Pending hearings in MASSACHUSETTS: Closer to home, Massachusetts Citizens for Life says two interesting bills will have hearings at the State House in Boston on June 2. One would lower the age of consent for abortion to 16, eliminating use of the state’s parental notification statute for minors aged 16 and above. The other, strongly supported by MCFL, would amend the definition of “clinic” in the general laws and would require inspection and licensing of non-hospital abortion facilities.

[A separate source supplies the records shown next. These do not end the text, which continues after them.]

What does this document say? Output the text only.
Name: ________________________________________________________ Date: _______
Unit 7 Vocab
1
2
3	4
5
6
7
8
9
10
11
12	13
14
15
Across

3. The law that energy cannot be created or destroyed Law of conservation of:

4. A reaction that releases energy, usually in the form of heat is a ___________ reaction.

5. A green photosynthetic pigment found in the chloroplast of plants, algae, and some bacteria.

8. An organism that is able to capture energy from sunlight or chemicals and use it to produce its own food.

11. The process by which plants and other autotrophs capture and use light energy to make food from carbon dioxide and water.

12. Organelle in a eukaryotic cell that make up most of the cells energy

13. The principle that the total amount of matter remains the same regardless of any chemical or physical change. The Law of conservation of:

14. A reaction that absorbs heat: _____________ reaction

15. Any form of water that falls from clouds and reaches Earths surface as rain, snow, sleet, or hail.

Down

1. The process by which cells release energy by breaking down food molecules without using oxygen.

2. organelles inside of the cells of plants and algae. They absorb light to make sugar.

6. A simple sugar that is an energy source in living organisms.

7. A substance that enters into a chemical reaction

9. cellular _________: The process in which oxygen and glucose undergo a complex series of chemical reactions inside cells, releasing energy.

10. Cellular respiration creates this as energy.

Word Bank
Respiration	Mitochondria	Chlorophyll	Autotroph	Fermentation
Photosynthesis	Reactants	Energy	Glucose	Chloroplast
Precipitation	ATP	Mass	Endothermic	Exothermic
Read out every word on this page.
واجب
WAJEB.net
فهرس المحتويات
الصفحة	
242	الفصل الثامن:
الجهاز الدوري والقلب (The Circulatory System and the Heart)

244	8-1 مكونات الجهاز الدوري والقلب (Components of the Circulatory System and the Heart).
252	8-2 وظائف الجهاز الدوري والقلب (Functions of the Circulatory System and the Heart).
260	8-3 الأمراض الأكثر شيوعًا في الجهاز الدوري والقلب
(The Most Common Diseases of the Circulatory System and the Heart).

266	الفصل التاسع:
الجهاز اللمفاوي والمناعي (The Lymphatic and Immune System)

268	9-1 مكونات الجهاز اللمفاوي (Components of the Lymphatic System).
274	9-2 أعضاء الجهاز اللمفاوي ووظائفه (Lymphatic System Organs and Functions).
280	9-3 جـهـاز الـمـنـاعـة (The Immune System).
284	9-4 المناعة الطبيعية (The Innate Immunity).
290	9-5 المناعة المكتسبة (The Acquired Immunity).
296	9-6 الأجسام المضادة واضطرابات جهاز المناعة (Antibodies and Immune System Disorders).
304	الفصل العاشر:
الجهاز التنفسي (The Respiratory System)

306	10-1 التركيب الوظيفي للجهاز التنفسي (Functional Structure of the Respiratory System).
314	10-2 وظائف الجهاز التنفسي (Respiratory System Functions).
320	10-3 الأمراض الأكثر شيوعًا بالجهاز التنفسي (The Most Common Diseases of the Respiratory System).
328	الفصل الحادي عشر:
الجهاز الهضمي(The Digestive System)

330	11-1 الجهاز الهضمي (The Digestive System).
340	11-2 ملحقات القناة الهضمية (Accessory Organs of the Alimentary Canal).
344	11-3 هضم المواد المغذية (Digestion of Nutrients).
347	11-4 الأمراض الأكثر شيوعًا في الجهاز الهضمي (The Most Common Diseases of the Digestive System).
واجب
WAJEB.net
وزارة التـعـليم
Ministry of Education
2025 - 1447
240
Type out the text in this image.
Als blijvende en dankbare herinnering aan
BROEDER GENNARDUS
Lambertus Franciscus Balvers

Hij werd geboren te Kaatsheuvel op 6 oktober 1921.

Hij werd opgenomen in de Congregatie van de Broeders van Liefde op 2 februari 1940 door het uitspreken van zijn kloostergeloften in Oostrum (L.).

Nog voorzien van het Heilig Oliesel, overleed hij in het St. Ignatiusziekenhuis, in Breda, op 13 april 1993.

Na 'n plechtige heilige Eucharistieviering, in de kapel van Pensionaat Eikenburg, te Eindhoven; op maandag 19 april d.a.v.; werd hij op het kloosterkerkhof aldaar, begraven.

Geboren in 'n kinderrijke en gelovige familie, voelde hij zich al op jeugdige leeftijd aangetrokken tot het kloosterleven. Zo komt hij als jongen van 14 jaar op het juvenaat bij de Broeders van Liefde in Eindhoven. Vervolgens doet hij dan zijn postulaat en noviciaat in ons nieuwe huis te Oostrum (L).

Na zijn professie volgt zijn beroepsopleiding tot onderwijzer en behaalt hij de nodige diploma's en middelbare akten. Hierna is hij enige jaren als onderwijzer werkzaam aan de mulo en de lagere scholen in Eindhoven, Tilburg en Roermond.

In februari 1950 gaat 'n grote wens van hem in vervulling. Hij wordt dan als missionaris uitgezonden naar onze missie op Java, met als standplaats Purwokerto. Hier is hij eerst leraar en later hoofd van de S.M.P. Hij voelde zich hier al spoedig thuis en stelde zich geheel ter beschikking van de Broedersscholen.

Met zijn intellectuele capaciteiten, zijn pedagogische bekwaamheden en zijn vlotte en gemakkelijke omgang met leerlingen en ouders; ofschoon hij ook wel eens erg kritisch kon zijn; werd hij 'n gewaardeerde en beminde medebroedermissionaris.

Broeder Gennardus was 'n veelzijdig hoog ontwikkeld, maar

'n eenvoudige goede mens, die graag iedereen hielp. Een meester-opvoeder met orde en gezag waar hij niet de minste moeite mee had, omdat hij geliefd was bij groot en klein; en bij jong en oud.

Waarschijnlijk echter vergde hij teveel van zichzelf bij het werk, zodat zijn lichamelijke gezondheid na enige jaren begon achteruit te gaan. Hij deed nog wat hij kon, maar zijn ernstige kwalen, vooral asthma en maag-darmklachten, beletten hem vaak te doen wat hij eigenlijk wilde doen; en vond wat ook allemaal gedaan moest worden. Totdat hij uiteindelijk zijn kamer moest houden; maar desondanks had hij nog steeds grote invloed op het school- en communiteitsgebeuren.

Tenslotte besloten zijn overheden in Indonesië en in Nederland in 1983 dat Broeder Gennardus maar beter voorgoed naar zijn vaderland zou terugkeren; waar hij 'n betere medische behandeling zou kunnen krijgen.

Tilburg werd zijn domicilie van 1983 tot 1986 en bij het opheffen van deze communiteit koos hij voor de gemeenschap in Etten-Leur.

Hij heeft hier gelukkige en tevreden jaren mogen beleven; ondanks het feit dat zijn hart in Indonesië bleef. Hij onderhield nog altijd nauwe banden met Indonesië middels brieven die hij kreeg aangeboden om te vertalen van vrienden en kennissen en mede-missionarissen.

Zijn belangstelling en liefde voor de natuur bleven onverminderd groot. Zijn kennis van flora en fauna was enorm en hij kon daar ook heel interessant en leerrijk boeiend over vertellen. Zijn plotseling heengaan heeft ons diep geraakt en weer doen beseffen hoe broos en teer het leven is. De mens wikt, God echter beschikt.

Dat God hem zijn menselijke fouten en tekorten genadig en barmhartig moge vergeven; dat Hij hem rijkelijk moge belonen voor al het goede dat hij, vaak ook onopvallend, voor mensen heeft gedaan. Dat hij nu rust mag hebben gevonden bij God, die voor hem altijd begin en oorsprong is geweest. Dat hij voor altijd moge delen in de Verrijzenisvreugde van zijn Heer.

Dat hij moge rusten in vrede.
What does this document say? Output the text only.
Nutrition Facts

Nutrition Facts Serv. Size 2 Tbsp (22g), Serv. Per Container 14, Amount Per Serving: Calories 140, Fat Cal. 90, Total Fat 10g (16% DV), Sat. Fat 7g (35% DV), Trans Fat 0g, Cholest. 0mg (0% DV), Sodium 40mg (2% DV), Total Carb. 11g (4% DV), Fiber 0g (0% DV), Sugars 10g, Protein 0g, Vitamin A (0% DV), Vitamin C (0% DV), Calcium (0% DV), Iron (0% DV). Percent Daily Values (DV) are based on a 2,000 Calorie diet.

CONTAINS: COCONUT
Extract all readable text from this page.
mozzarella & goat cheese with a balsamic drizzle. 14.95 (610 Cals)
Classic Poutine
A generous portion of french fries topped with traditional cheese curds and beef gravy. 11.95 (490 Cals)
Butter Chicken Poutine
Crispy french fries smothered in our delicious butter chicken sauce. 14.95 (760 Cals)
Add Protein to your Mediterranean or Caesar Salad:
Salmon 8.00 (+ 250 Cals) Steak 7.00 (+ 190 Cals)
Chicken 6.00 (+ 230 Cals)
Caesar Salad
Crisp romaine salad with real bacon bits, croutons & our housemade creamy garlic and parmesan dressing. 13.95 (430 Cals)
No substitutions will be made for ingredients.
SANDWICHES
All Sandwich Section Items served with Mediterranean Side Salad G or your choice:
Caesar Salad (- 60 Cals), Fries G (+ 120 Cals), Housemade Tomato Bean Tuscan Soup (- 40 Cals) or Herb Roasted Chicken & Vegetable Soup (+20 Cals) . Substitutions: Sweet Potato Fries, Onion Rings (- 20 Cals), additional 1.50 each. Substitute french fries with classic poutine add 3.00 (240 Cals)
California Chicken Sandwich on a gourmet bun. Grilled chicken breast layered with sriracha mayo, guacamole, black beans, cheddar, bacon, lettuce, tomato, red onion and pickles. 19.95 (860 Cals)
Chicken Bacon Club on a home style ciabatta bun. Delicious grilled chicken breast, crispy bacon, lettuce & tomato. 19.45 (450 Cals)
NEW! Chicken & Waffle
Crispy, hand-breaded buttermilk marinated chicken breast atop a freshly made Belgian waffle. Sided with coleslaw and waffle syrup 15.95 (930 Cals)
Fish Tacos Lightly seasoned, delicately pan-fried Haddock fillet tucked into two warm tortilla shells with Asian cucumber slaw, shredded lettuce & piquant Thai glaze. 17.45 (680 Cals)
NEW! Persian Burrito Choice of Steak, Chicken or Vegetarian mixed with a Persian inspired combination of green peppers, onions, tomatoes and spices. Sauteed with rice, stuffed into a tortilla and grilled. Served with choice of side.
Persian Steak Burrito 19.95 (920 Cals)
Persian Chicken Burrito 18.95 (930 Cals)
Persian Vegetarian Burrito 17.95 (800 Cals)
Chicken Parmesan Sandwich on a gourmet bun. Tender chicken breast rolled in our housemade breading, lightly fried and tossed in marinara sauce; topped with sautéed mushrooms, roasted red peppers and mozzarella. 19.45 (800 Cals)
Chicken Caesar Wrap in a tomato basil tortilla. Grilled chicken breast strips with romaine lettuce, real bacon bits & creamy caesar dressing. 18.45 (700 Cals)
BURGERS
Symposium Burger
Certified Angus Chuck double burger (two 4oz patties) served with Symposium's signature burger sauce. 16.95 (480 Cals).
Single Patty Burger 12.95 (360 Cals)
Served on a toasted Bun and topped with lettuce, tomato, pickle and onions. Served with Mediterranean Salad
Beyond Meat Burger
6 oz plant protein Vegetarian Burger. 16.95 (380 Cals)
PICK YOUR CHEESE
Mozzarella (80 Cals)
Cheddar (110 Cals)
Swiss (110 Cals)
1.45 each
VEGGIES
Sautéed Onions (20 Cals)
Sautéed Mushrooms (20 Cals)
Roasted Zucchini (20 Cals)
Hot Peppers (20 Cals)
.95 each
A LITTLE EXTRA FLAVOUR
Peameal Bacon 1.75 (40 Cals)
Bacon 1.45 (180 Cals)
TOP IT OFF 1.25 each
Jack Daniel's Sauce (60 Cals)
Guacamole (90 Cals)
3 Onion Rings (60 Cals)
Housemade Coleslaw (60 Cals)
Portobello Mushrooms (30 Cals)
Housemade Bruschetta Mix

I recall writing two years ago about the statement by a New Hampshire Health and Human Services official that “there is no such thing as an abortion clinic” in our state. Definitions matter. It will be interesting to see how the Massachusetts bill fares.

 

 

Massachusetts voters favor abortion facility licensing

vote checkmarkFrom Massachusetts Citizens for Life: Voters in eleven legislative districts in Massachusetts had an advisory measure on last Tuesday’s ballot:

“SHALL THE STATE REPRESENTATIVE FROM THIS DISTRICT BE INSTRUCTED TO VOTE IN FAVOR OF LEGISLATION THAT REQUIRES ALL NON-HOSPITAL FACILITIES PERFORMING MORE THAN 10 ABORTIONS A YEAR TO BE LICENSED AS “CLINICS” AND TO BE INSPECTED AT LEAST EVERY TWO YEARS BY THE MASSACHUSETTS DEPARTMENT OF PUBLIC HEALTH?”

Voters in all eleven districts said “yes” by landslide majorities. This question was strictly advisory, but it puts the legislators for those districts on the spot – will they or won’t they heed what the voters said?

New Hampshire law doesn’t provide for initiative and referendum questions, although individual towns and cities can put questions on local ballots. Citizens may also petition local officials to enact a municipal ordinance. An interesting idea: what if New Hampshire residents get tired of waiting for the legislature to act, and try to get local action on abortion facility oversight? There’s no question that most known New Hampshire abortion facilities are located in “friendly” territory. Still, it would be interesting to hear what the neighbors say about subjecting abortion facilities to the same requirements that must be met by ambulatory care facilities. I’ll bet most of the neighbors think (incorrectly) that the requirements are already the same. They’re not.